Kemp is also, by yet another amazing coincidence, the guy who recently tried closing seven out of nine voting precincts in a majority-black district, backing down only after getting unwanted national-media attention. And now, just in case such shenanigans are not sufficiently corrupt, Kemp has upped the ante two days before the election. As Richard L. Hasen reports in Slate (hyperlinks from the original text): 
In perhaps the most outrageous example of election administration partisanship in the modern era, Georgia Secretary of State Brian Kemp, who is running for governor while simultaneously in charge of the state’s elections, has accused the Democratic Party without evidence of hacking into the state’s voter database. He plastered a headline about it on the Secretary of State’s website, which thousands of voters use to get information about voting on election day. 

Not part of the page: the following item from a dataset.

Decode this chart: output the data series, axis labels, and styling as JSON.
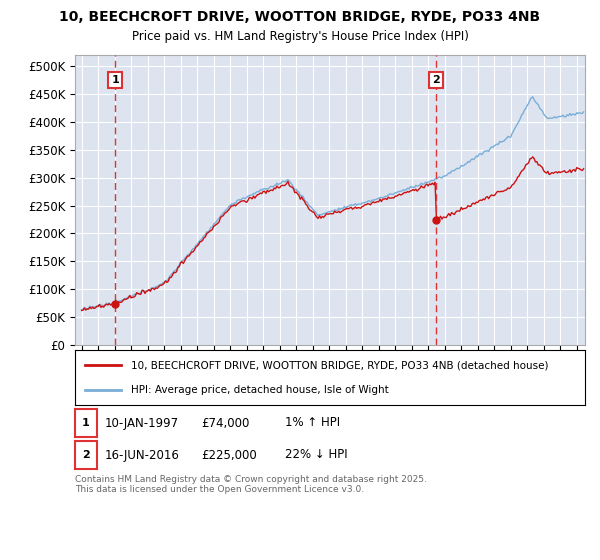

It’s just the latest in a series of partisan moves by Kemp, who has held up more than 50,000 voter registrations for inconsistencies as small as a missing hyphen, fought rules to give voters a chance to prove their identity when their absentee ballot applications are rejected for a lack of a signature match, and  been aggressive in prosecuting those who have done nothing more than try to help those in need of assistance in casting ballots. 

But the latest appalling move by Kemp to publicly accuse the Democrats of hacking without evidence is even worse than that: Kemp has been one of the few state election officials to refuse help from the federal Department of Homeland Security to deter foreign and domestic hacking of voter registration databases. After computer scientists demonstrated the insecurity of the state’s voting system, he was sued for having perhaps the most vulnerable election system in the country. His office has been plausibly accused of destroying evidence, which would have helped to prove the vulnerabilities of the state election system.... what Kemp has done now goes beyond the pale. He’s accused his opponents of election tampering without evidence on the eve of the election, and plastered the incendiary charge on an official state website in the days before his office will administer that election. This is some banana republic stuff.

He's not even pretending to care about lowercase-d democratic principles anymore. Personally, I suspect that if all registered, qualified voters who attempted to vote were allowed to do so, and if all votes were accurately and fairly counted, Democratic gubernatorial candidate Stacey Abrams would win. At the same time, since Brian Kemp is the one overseeing the "fairness" of this election, I expect he'll be Georgia's next governor--not because he'll get the most votes, but because he intends to stuff the virtual ballot box. Or, as Richard Hasen put it: "Brian Kemp needs to step aside from running this election. If he doesn’t and he wins, lots of people will now believe the fix was in. Considering these latest actions, that belief will be justified."

I cannot recall ever feeling this pessimistic about the future of my country.